Dentro do boteco um balcão imenso de madeira, também sofrida pelo passar dos anos, envelhecia em silêncio. Abaixo de sua tampa, como uma vitrine, mostrava doces misturados com maços de cigarro, lâminas de barbear, pilhas Raiovac, marias- moles cor-de-rosa, paçoquinhas, chiclestes e caixas de ramonas, que conviviam pacificamente. De resto, sacos de arroz, feijão e quirera. Sementes e saquinhos, venenos para todos os “males”. Sobre o balcão um cabo de vassoura amarrado com arame, de onde pendiam gordas linguiças. Na prateleira do fundo, garrafas com bebidas de todas as cores, sabores e teores. Pinga de engenho no carote era de graça. Uma cabacinha de pescoço ficava pendurada na torneirinha, era só chegar e servir, cortesia da casa.
Ia-me esquecendo que, beirando as mesas, duas imensas árvores jogavam sua fresca sombra bar adentro. Calor lá não tinha graças a elas. E o resto das cidades matando suas árvores. Estupidez sem fim.
Em cada árvore uma gaiola. Em uma um canarinho muxoxo das penas engrenhadas, na outra um pássaro preto cantador que só.

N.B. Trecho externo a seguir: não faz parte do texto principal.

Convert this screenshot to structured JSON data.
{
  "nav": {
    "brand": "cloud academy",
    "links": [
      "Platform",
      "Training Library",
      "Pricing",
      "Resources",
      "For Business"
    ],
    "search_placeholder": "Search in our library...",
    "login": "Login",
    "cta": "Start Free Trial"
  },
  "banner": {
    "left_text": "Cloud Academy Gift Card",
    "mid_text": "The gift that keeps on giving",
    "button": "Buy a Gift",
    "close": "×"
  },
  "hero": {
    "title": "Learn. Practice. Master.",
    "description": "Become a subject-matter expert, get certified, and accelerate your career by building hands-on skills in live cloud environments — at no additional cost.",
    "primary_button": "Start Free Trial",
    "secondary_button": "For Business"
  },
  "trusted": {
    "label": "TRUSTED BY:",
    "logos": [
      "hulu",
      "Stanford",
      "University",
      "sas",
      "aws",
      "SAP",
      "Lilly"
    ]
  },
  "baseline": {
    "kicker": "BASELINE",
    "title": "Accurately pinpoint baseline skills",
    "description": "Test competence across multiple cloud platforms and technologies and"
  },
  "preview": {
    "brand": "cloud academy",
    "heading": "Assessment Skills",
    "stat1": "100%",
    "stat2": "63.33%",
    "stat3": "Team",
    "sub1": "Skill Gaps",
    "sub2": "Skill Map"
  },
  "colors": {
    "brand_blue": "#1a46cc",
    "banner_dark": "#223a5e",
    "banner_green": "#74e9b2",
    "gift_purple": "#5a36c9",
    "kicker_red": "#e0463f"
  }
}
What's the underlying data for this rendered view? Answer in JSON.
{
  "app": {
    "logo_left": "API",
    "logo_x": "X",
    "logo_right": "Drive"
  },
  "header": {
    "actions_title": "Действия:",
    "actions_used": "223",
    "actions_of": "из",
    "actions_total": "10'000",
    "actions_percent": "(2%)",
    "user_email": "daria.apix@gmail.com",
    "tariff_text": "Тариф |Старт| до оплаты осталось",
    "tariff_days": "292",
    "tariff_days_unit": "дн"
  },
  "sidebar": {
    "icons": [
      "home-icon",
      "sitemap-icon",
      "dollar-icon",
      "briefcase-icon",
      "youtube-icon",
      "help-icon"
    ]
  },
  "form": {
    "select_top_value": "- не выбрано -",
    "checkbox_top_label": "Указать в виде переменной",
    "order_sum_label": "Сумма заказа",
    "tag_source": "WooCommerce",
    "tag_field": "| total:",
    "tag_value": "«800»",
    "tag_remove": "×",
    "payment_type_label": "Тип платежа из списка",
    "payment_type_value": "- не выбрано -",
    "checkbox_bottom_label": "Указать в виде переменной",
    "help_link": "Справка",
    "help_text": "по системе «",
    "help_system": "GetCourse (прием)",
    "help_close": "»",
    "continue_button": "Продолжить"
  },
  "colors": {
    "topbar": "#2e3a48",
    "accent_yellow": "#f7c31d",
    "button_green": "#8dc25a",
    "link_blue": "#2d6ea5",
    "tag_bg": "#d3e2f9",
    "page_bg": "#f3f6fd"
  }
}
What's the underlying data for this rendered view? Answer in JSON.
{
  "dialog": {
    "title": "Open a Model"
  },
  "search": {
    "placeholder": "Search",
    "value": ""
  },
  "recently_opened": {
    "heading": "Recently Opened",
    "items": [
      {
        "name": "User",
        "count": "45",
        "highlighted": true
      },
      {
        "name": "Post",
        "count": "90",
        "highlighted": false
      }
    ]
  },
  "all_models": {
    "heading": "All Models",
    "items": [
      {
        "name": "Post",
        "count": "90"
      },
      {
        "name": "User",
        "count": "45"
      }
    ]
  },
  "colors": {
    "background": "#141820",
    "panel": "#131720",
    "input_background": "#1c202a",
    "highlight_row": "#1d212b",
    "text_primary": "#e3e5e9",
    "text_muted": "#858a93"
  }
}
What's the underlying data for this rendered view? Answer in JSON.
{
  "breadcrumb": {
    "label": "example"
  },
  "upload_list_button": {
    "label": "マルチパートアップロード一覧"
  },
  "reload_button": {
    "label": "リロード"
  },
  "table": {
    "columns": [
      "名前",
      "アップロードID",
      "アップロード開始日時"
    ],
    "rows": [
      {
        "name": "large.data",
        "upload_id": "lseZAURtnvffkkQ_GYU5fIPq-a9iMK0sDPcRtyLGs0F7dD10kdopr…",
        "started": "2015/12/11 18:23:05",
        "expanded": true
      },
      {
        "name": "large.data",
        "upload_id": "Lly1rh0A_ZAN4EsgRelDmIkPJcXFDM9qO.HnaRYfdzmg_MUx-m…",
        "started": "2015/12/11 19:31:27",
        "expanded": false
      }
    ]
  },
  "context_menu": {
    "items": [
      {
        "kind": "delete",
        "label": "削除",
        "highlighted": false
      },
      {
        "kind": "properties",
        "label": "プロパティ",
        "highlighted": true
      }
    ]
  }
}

O dono da venda, ou boteco se quiser assim, dormitava a espera de fregues.
O arrastar da pesada cadeira na calçada o tirou de um sonho agradável que só.
Pegou o pano de secar, sempre aninhado no ombro, passou-o no balcão e nos olhos. Sem pressa pegou uma cerveja bem gelada e copo para o freguês conhecido. Mas quem não era, naquela pequena vila nos confins das Gerais?
- Ô Seo Samuel, tudo em paz?
- Tudo meu filho. Tudo na mais santa paz.
Seo Samuel arrastou outra cadeira da mesa e como de costume sentou-se com o freguês. Ficaram os dois a admirar o canto do Pássaro Preto. Tempo passando, segunda, terceira cerveja e o bicho numa cantoria sem fim.
O freguês encantado tentou o senhor:
- Seo Samuel, quanto o senhor me vende esse danado de tanto canto?
Coçando a barba por fazer, pensou, pensou e manso respondeu - Ah sô, uns duzentos contos a gente pode fazer negócio.
- Sei - murmurou o rapaz
- E o canarinho feio e caladão?
- Eita, esse por menos de oitocentos não começo nem a negociar!
- Mas que história é essa? Mais sem lógica! Um canta sem parar e tu quer 200 contos. Para o outro emburrado, triste e feio, me pede 800. Endoidou de vez?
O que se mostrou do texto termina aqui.